Print Logo
You're using an older browser that we are unable to fully support. Your experience with our site may be less than optimal due to our focus on performance, security and reliability. Consider upgrading your browser if you have problems using our site. Learn More
 

Get Paid to Report Serious Bugs and Security Issues

Put your experience to work for cash or store credit but. Most of all to make everyone's experience here better and more secure.


Responsible Disclosure

If you checkout or submit contact or lead forms, use "Test" as your first and last name. Keep order values on checkout tests below $100.
Make a good faith effort to avoid privacy violations, destruction of data and interruption or degradation of our services. Do not access or modify data that does not belong to you. Do not make any information public until the issue has been resolved.

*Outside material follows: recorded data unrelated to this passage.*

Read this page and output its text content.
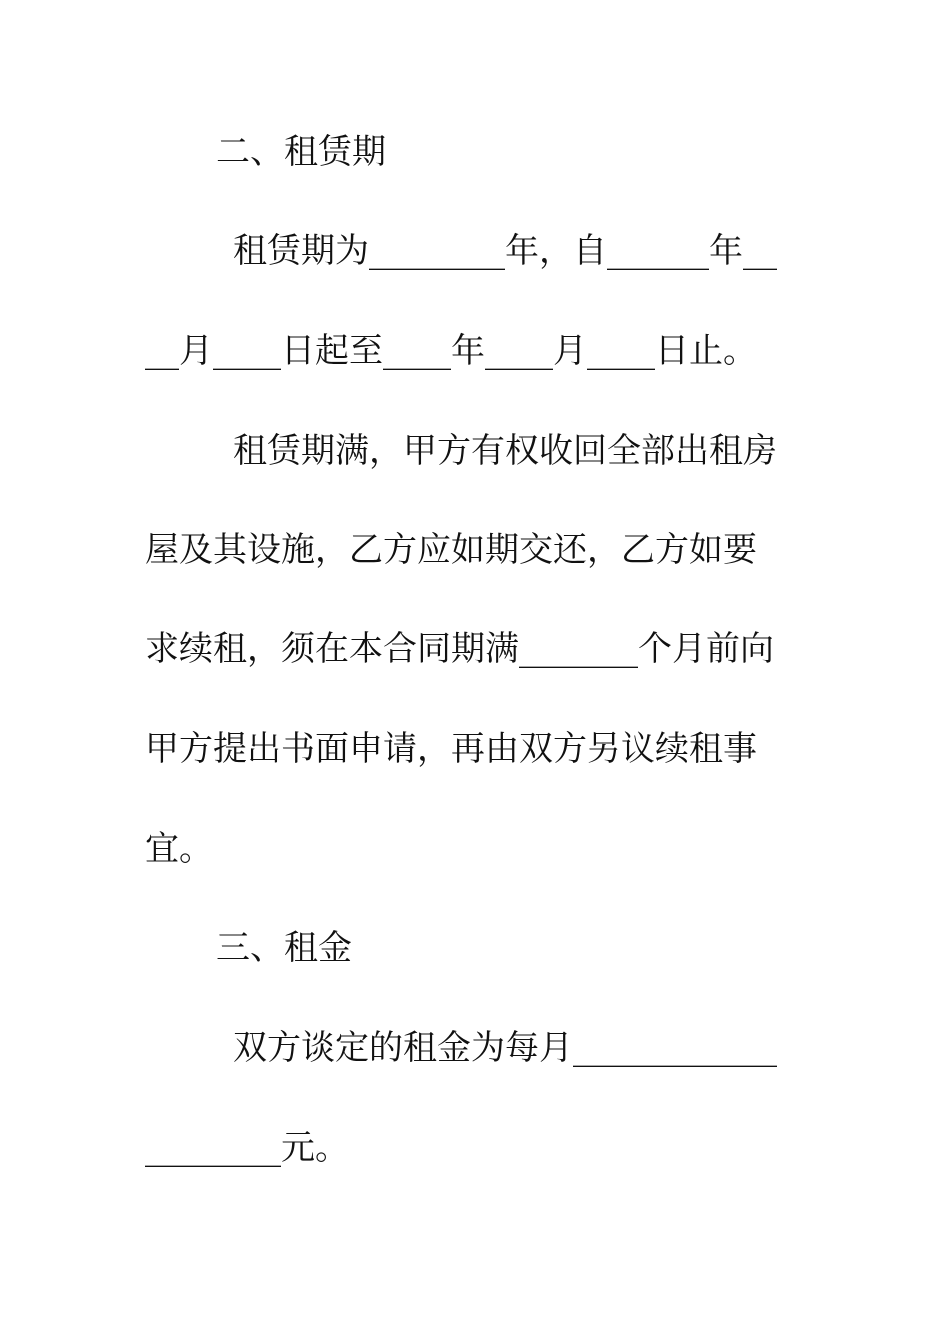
二、租赁期
租赁期为________年，自______年__
__月____日起至____年____月____日止。
租赁期满，甲方有权收回全部出租房
屋及其设施，乙方应如期交还，乙方如要
求续租，须在本合同期满_______个月前向
甲方提出书面申请，再由双方另议续租事
宜。
三、租金
双方谈定的租金为每月____________
________元。
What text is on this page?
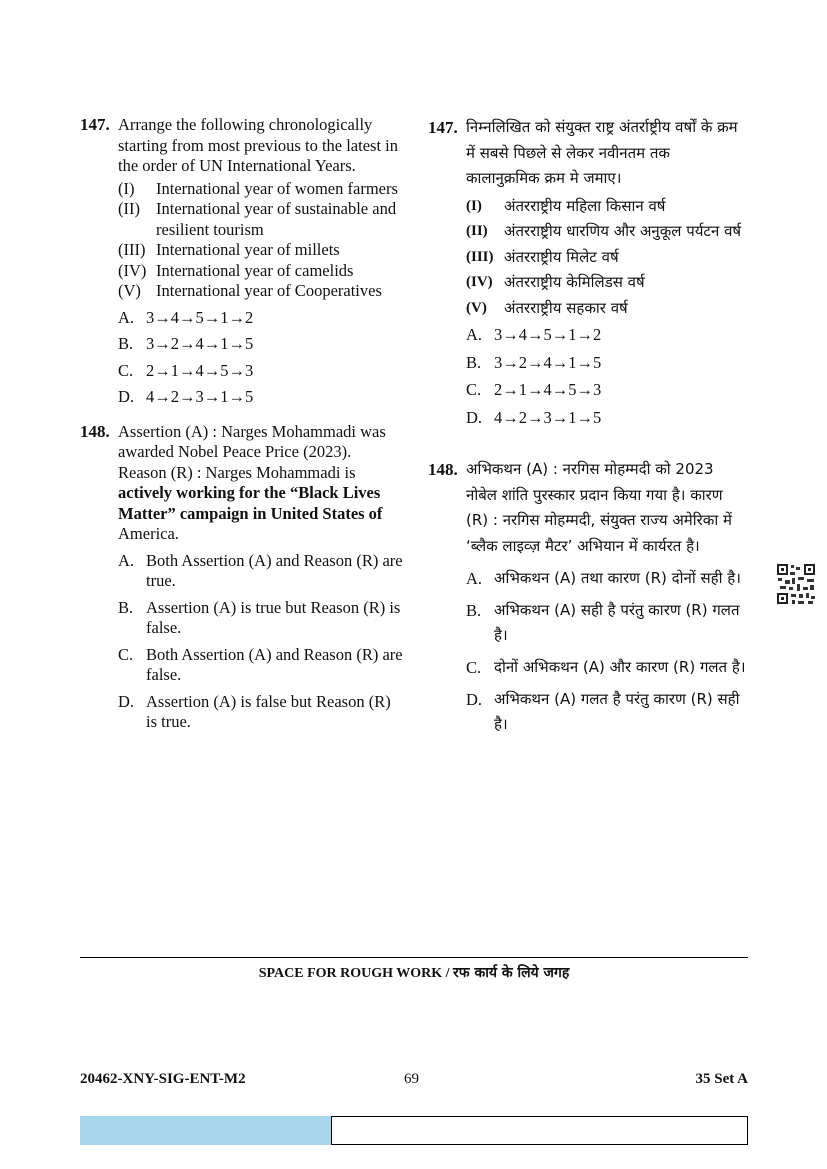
147. Arrange the following chronologically starting from most previous to the latest in the order of UN International Years.
(I) International year of women farmers
(II) International year of sustainable and resilient tourism
(III) International year of millets
(IV) International year of camelids
(V) International year of Cooperatives
A. 3→4→5→1→2
B. 3→2→4→1→5
C. 2→1→4→5→3
D. 4→2→3→1→5
148. Assertion (A) : Narges Mohammadi was awarded Nobel Peace Price (2023).
Reason (R) : Narges Mohammadi is actively working for the “Black Lives Matter” campaign in United States of America.
A. Both Assertion (A) and Reason (R) are true.
B. Assertion (A) is true but Reason (R) is false.
C. Both Assertion (A) and Reason (R) are false.
D. Assertion (A) is false but Reason (R) is true.
147. निम्नलिखित को संयुक्त राष्ट्र अंतर्राष्ट्रीय वर्षों के क्रम में सबसे पिछले से लेकर नवीनतम तक कालानुक्रमिक क्रम मे जमाए।
(I) अंतरराष्ट्रीय महिला किसान वर्ष
(II) अंतरराष्ट्रीय धारणिय और अनुकूल पर्यटन वर्ष
(III) अंतरराष्ट्रीय मिलेट वर्ष
(IV) अंतरराष्ट्रीय केमिलिडस वर्ष
(V) अंतरराष्ट्रीय सहकार वर्ष
A. 3→4→5→1→2
B. 3→2→4→1→5
C. 2→1→4→5→3
D. 4→2→3→1→5
148. अभिकथन (A) : नरगिस मोहम्मदी को 2023 नोबेल शांति पुरस्कार प्रदान किया गया है। कारण (R) : नरगिस मोहम्मदी, संयुक्त राज्य अमेरिका में ‘ब्लैक लाइव्ज़ मैटर’ अभियान में कार्यरत है।
A. अभिकथन (A) तथा कारण (R) दोनों सही है।
B. अभिकथन (A) सही है परंतु कारण (R) गलत है।
C. दोनों अभिकथन (A) और कारण (R) गलत है।
D. अभिकथन (A) गलत है परंतु कारण (R) सही है।
SPACE FOR ROUGH WORK / रफ कार्य के लिये जगह
20462-XNY-SIG-ENT-M2	69	35 Set A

In order to encourage responsible disclosure, we will not bring legal action against researchers who point out a problem provided they do their best to follow the above guidelines.


This is Eligible

We decide if the minimum severity threshold is met and whether it was previously reported. Anything which has the potential for financial loss or data breach is of sufficient severity, including:

$US 1,000.00 Remote code execution / SQL injection
$US 300.00 Authentication bypass or privilege escalation
$US 300.00 Click jacking
$US 300.00 Obtaining user information but not enumeration
$US 150.00 XSS
$US 150.00 CSRF
$US ? Other at our discretion

This is In Scope

.silvergoldbull.com
.silvergoldbull.de
.sgb.co

This is Outside of Scope, Not Eligible

Vulnerabilities on sites hosted by third parties unless they lead to a vulnerability on the main website
Denial of service
Spamming
Previously reported
Out of date software
Best Practices
Enumeration
SPF except for silvergoldbull.com
Attacks requiring physical access to a user's device
Password and account recovery policies, such as reset link expiration or password complexity
Missing security headers which do not lead directly to a vulnerability
Use of a known-vulnerable library (without evidence of exploitability)
Issues related to software or protocols not under Silver Gold Bull control
Reports from automated tools or scans
Reports of spam
Vulnerabilities affecting users of outdated browsers or platforms
Social engineering of Silver Gold Bull staff or contractors
Any physical attempts against Silver Gold Bull property or data centers

Apply Rate Limits of 1 per second to Automated Scanning

If you employ automated scanning tools, their requests must be rate limited to not exceed 1 requests per second. Failure to do so may be considered a DoS attack and will result in disqualification. Automated vulnerability scanners commonly have low priority issues and/or false positives. Before submitting the results from a scanner, please take a moment to confirm that the reported issues are actually valid and exploitable. Please submit an issue only if you have a reproduce-able proof-of-concept.

Send a Rich Report

Detailed steps on reproducing the bug. If valuable, please include any screenshots, links you clicked on, pages visited, etc. Quality not quantity. Keep focused on the technical details and provide precise explanations; stay clear of off-topic commentary. Provide a concrete attack scenario. How will this impact the company or our users?

We will respond to reports according to severity.